第12話 慌しい朝
「紀奈紅様。おはようございます」
へ?
私のまわりを数十人の男の子がかこんでいる。
「お…おはよう…」
何でこんなにいるの??
「きなちゃんのファンかなぁ?」
私のファン?
私そんなに可愛くないとおもうんだけど…。
「紀奈紅様、お荷物お持ちいたします」
「あ…ありがとう」
なんか、変な気分…。
「ねぇ…」
私は、荷物を持ってくれた眼鏡をかけている男の子に話しかける。
「なんでございましょうか?」
「何で、こんなに私の周りに人が集まってるの?」
男の子の顔が「そんなこともわかんねぇのかよ」みたいな顔になる。
わかんないのだめかな…。
「紀奈紅様がとっても可愛いからですよ」
え?
「私が!?」
そんなわけないよ…。
よく言われるけど…。
生まれてからこの顔だからわかんない…。
「あ!もう、ここでいいよ」
私は、男の子からカバンを受け取る。
そして、笑顔で言う。
「ありがとう」
すると、みるみる男の子たちの顔が赤くなる。
「ど…どどどど…」
どどどど?
「どういたしましてっ!!!!!!!!!!!!!!!!!!!!!」
そういうと、男の子達は走っていった。
変なの。
「きなちゃんは鈍感だねぇ」
「鈍感?」
雪ちゃんは、笑う。
「舜斗と一緒で」
舜斗と―?
一緒…
どんな理由でも一緒っていうのはうれしいな
何で雪ちゃんは私の恋の応援をすることのほうが多いんだろう
わかんないや…
「ゼェゼェ…蓮…紀奈紅…」
舜斗!!
「どうしたの?」
舜斗、何でここにいるの?
紗紀といっしょじゃ…。
「逃げてきた…。
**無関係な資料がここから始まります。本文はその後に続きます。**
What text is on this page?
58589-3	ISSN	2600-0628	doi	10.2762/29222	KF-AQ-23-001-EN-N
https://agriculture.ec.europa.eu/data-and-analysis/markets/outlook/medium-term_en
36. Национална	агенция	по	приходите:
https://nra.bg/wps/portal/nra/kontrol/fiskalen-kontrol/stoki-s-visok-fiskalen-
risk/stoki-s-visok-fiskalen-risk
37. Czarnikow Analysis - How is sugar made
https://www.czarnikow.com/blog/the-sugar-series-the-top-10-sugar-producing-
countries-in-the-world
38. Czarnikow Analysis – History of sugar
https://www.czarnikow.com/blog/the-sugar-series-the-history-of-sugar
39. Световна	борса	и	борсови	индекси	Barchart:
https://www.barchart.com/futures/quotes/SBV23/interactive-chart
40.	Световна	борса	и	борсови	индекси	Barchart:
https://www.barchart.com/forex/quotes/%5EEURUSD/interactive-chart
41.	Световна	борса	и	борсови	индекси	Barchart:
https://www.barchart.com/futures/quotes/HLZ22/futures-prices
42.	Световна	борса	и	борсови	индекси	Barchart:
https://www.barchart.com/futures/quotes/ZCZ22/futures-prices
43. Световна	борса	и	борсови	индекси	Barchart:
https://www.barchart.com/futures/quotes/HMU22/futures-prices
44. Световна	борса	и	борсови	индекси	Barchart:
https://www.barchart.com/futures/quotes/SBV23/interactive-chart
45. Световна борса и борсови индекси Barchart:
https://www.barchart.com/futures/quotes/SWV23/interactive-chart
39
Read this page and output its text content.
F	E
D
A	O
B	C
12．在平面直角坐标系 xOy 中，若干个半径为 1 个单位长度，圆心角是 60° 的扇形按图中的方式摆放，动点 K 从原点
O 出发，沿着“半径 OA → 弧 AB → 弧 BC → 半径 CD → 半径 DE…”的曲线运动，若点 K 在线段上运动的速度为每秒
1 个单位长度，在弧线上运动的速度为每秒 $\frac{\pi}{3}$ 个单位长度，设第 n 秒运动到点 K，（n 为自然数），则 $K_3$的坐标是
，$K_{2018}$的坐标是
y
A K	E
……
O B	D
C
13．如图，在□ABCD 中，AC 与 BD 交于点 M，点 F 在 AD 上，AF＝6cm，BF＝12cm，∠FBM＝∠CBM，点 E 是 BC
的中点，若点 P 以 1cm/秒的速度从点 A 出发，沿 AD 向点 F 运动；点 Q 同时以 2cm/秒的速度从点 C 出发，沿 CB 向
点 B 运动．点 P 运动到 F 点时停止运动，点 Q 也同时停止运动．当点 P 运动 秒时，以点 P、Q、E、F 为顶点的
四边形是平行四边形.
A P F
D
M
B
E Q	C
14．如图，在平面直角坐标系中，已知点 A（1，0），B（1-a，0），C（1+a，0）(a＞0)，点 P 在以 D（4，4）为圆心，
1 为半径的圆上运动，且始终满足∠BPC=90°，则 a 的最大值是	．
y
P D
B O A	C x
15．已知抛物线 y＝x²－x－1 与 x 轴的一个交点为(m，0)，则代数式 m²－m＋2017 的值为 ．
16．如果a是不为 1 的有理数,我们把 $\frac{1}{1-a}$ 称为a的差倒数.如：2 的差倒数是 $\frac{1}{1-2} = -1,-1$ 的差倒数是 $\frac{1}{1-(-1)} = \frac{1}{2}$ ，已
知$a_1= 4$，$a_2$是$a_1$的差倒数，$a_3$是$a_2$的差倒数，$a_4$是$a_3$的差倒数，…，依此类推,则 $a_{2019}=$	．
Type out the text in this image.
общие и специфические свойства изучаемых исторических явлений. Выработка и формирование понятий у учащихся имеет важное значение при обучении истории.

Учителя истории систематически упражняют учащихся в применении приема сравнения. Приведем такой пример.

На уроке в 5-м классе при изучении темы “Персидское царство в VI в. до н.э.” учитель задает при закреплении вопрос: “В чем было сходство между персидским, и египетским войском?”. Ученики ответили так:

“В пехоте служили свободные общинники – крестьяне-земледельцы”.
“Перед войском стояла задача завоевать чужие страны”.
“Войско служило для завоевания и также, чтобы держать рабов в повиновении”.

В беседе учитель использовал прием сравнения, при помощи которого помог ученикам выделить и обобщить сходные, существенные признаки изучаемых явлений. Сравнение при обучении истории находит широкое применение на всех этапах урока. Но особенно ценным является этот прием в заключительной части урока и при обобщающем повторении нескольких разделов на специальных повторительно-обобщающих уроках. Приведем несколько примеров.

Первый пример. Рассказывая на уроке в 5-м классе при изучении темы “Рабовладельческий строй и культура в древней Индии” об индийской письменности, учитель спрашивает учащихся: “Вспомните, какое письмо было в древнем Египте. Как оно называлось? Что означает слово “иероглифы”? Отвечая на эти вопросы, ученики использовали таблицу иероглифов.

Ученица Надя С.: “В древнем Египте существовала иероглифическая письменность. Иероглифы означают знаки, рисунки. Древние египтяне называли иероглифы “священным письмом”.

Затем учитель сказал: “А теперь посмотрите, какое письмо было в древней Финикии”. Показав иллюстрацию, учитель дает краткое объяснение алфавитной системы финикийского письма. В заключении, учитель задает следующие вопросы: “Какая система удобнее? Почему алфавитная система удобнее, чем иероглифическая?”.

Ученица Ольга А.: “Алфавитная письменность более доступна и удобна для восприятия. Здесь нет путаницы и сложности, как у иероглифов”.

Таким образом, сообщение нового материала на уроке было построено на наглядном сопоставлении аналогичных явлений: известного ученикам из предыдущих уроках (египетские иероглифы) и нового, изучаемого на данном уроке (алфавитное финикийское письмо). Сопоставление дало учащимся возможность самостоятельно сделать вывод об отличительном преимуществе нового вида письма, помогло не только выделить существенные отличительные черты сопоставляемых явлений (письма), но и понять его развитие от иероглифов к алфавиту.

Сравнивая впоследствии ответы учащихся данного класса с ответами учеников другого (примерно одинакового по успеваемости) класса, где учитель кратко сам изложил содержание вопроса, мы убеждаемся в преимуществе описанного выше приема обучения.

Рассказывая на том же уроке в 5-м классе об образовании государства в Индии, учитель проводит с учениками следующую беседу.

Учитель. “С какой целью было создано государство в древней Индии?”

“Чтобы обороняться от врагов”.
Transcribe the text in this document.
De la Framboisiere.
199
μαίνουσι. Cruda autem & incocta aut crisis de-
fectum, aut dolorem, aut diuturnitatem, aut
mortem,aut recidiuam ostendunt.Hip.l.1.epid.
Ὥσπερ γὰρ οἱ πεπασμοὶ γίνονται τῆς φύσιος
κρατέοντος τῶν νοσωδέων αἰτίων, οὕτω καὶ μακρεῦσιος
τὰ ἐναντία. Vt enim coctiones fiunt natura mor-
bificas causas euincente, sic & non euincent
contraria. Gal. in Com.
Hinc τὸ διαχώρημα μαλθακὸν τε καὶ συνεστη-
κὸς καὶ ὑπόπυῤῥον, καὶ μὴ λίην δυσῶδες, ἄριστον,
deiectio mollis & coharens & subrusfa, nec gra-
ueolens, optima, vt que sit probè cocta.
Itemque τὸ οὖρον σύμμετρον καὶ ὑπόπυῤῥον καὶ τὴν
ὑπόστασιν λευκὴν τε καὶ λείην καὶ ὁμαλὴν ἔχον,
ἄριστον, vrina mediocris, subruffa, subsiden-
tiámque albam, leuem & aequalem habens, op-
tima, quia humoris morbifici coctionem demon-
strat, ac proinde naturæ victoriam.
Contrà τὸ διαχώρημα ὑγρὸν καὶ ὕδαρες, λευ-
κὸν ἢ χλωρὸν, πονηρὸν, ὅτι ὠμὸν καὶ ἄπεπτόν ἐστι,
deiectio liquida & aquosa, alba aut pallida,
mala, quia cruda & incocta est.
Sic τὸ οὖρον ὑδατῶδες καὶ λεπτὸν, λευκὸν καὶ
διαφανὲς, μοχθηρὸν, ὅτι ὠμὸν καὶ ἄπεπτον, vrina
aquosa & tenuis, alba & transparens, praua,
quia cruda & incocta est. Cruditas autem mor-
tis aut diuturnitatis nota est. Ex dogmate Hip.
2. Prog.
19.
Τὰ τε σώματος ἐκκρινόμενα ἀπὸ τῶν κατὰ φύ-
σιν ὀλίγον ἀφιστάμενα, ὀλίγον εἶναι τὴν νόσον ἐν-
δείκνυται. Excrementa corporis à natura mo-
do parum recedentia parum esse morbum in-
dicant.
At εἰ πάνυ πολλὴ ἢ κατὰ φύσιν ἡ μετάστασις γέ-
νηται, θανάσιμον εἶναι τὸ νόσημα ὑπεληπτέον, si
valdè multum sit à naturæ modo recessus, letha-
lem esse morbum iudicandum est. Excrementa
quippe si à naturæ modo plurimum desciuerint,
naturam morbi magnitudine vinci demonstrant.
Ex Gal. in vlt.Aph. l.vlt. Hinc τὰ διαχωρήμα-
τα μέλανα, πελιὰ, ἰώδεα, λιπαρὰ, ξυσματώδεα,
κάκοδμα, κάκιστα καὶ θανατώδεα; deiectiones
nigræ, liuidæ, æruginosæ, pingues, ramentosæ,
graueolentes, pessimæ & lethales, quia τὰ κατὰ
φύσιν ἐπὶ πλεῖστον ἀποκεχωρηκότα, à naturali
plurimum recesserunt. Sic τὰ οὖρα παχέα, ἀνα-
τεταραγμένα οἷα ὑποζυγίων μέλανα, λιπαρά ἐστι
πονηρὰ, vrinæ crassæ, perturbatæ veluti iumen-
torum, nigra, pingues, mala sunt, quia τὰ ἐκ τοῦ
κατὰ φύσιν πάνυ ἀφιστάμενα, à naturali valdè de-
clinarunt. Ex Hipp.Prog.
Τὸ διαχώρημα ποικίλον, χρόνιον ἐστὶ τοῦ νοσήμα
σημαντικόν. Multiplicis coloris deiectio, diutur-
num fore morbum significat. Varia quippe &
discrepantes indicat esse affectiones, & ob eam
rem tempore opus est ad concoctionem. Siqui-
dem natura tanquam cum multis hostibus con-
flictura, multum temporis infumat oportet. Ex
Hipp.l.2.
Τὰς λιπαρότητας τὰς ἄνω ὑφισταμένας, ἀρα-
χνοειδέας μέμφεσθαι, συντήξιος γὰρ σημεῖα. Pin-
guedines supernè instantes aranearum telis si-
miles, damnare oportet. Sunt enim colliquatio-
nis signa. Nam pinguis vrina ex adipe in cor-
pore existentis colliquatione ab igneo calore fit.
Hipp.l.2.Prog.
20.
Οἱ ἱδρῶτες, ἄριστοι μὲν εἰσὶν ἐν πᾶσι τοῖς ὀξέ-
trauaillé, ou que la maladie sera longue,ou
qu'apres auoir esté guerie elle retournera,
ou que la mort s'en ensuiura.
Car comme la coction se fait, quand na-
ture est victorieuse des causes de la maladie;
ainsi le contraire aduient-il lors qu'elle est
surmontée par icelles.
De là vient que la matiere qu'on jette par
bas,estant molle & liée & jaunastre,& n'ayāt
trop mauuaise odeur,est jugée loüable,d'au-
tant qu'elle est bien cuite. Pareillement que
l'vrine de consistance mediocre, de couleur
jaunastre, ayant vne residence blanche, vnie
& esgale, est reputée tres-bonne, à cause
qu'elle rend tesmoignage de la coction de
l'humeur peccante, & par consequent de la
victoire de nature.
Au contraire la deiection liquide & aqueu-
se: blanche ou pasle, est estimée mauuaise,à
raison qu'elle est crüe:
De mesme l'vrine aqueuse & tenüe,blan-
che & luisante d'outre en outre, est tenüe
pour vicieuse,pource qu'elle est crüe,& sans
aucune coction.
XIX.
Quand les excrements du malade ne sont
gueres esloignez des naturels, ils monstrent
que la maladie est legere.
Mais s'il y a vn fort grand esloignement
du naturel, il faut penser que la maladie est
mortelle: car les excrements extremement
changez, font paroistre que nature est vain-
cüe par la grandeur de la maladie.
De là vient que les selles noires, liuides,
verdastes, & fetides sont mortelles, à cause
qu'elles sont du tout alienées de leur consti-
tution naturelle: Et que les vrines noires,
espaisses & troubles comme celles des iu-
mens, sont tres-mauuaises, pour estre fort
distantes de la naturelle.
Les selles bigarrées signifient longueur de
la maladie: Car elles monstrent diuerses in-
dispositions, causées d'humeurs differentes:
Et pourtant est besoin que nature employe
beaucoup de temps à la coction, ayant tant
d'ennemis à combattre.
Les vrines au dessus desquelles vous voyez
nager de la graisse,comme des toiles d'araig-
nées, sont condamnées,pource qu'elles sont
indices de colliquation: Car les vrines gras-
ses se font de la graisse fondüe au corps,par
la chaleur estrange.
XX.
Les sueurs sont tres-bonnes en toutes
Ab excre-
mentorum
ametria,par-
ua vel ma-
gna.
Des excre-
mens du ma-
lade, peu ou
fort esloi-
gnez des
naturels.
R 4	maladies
何かしつこかったから」
え?しつこい…?
もしかして紗紀、舜斗のこと…。
「質問攻めだぜ。兄弟のこととか、動物の話とか」
あ、そっちのしつこいね。
びっくりした…。
紗紀が舜斗のことスキなんてありえないもの―
「紀奈紅…ハァ…」
「な…何!?」
舜斗はまだ苦しいみたい…。
「荷物…持って…ちょっとの間」
「いいよ」
私は舜斗から荷物を受け取る。
ずっしり重い荷物―
「紀奈紅!蓮!舜斗!ここにいましたか」
竜牙!!!!
「探しましたよ」
竜牙は困った顔をする。
「杏実は?」
「2組でわかれた」
杏実、2組だもんね。
「舜斗…」
「何だよ。竜牙」
「今日、陸上じゃありません?…」
「あーーーーー!!!!!!!!!!!」
舜斗は、私が持っている荷物のことも忘れてどこかに走っていってしまった。
「舜斗…荷物…」
「ま、いいんじゃない?」
雪ちゃんが私が持っている舜斗の荷物をとる。
「雪ちゃん!」
「僕が持ってる♪」
私が持ちたかったんだけど…。
いつでも、持てるしいいか。
「よろしくね。雪ちゃん」
「はいよ♪」
雪ちゃんは、スキップで教室の中に入っていった。
「ふふ。雪ちゃんは、元気だね」
「そうですね」
はっ!!
今竜牙と二人っきり…?
なら、あのこと聞けばいいんじゃ…。